Does personal resilience create more efficient clinicians?

By Christine Phelan Kueter
November 21, 2014

With a $7,350 grant from the Boston-based Lown Institute, U.Va. School of Nursing 3rd year student Jane Muir will implement a resilience program for nursing and medical students with the goal of enhancing compassion, clinical abilities and efficiency.

Can learning how to be more attentive and resilient be a route to increasing efficiency, reducing medical redundancy and boosting clinicians’ compassion at the bedside? Third-year University of Virginia nursing student Jane Muir thinks so.

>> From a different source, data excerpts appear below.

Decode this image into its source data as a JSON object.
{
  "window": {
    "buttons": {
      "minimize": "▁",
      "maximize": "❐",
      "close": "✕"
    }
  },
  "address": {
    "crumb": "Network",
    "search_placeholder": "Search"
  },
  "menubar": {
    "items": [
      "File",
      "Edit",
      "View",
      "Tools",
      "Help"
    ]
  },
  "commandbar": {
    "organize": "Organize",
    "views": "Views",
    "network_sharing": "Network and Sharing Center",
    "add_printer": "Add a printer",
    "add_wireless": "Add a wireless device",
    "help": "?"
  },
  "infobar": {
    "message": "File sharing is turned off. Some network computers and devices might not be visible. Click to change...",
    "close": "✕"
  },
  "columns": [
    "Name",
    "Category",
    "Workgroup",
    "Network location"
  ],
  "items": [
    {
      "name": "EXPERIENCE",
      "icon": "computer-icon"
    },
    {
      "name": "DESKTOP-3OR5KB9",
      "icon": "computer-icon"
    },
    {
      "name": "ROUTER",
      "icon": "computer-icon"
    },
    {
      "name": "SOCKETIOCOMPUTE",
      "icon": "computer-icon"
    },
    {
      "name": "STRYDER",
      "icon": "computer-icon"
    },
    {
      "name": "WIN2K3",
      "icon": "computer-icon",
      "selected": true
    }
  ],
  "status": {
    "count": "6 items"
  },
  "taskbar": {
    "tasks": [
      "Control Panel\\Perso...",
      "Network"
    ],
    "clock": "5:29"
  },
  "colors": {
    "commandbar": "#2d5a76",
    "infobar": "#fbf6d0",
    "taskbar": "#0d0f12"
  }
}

Muir’s hunch – that learning specific ways to be attentive and tune into others will engage specific neural pathways and augment the quality and efficiency of developing clinicians’ care – will soon be put to into action. The Chantilly, Va. native, named one of RightCare Alliance’s 11 “Young Innovator” grantees by the Lown Institute earlier this month, is, along with her mentor, Kluge Professor Susan Bauer-Wu, and U.Va. School of Medicine student partner J. Andy Starr, developing a series of workshops on mindfulness, communication, wisdom, and self-care for 30 nursing and medical students with the hope that insights gained from the training will enable them to be role models for their peers and have a lasting impact on their future clinical practice.